How does it help social causes and social entrepreneurship?

To take one example, Taiwan’s air quality sensor community “LASS” introduced the AirBox, which is an edge IoT device that’s really cheap, that people just put on their balcony, their school, or their home to get a reading of air quality, for example on PM2.5.

There’s thousands of spots around Taiwan where the citizens themselves gather these numbers, and analyzing the open source function that’s even on a distributed ledger, to make sure that everybody has an idea of how the air quality is like.

While some other Asian countries try to contain these citizen science or civic tech groups, in Taiwan, we not only encourage that civic technology, we in fact actively collaborate with them.

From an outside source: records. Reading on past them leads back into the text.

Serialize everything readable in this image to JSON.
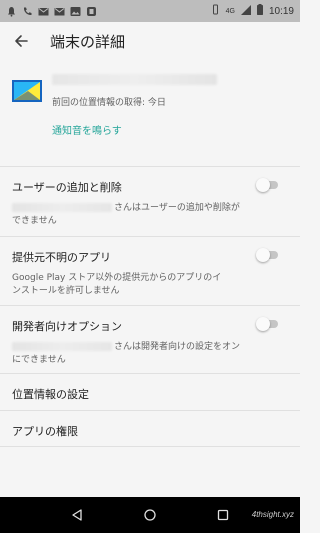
{
  "status_bar": {
    "network": "4G",
    "time": "10:19"
  },
  "app_bar": {
    "title": "端末の詳細"
  },
  "device": {
    "last_location": "前回の位置情報の取得: 今日",
    "ring_link": "通知音を鳴らす"
  },
  "settings": [
    {
      "title": "ユーザーの追加と削除",
      "desc_line1": "さんはユーザーの追加や削除が",
      "desc_line2": "できません",
      "toggle_on": false
    },
    {
      "title": "提供元不明のアプリ",
      "desc_line1": "Google Play ストア以外の提供元からのアプリのイ",
      "desc_line2": "ンストールを許可しません",
      "toggle_on": false
    },
    {
      "title": "開発者向けオプション",
      "desc_line1": "さんは開発者向けの設定をオン",
      "desc_line2": "にできません",
      "toggle_on": false
    }
  ],
  "links": {
    "location_settings": "位置情報の設定",
    "app_permissions": "アプリの権限"
  },
  "colors": {
    "accent": "#26a69a",
    "nav_bar": "#000000",
    "status_bar": "#bdbdbd"
  },
  "watermark": "4thsight.xyz"
}
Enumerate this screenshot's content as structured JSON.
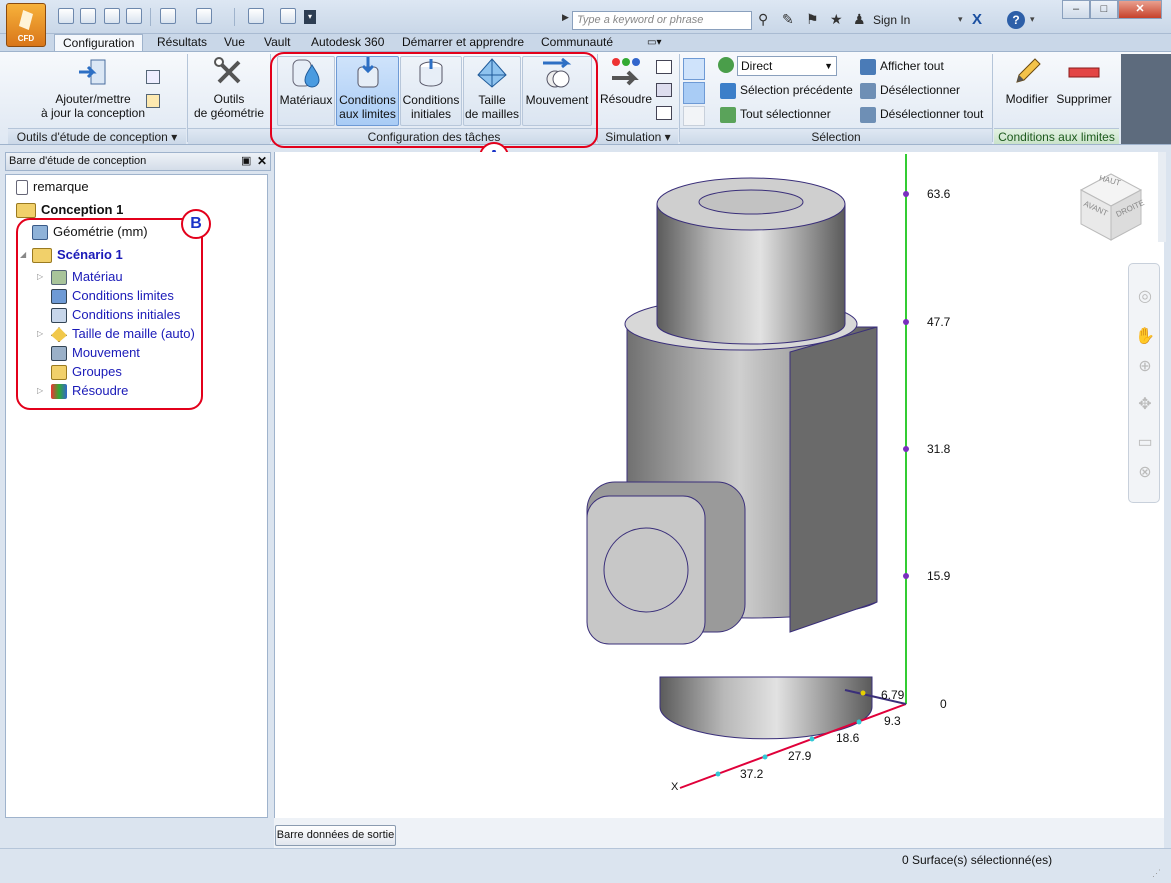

We are working with the communities on Civil IoT, a NT$5 billion project to collect data from all sectors. Not just air quality, but also meteorological, water quality, earthquake-related data to the national supercomputing center, so that anyone who want work on an AI model to explain the correlation in human activity or policy can access the same data, which in turn promotes social innovation and entrepreneurship.

Do you still code?

Yes. As the Digital Minister, I absorb the risk of digital transformation by coding, in the administration, in our day-to-day operation, as much automation as possible, as much digital tools as possible, to enable as much paperless work as possible.

By piloting open source contributions such as HackMD, Pol.is, WeKan, Rocket.Chat, EtherCalc and Sandstorm.io in a Minister’s office, we reduce the risk for career civil servants to work on digital transformation, because once that I do this first, everybody can cite me as an example.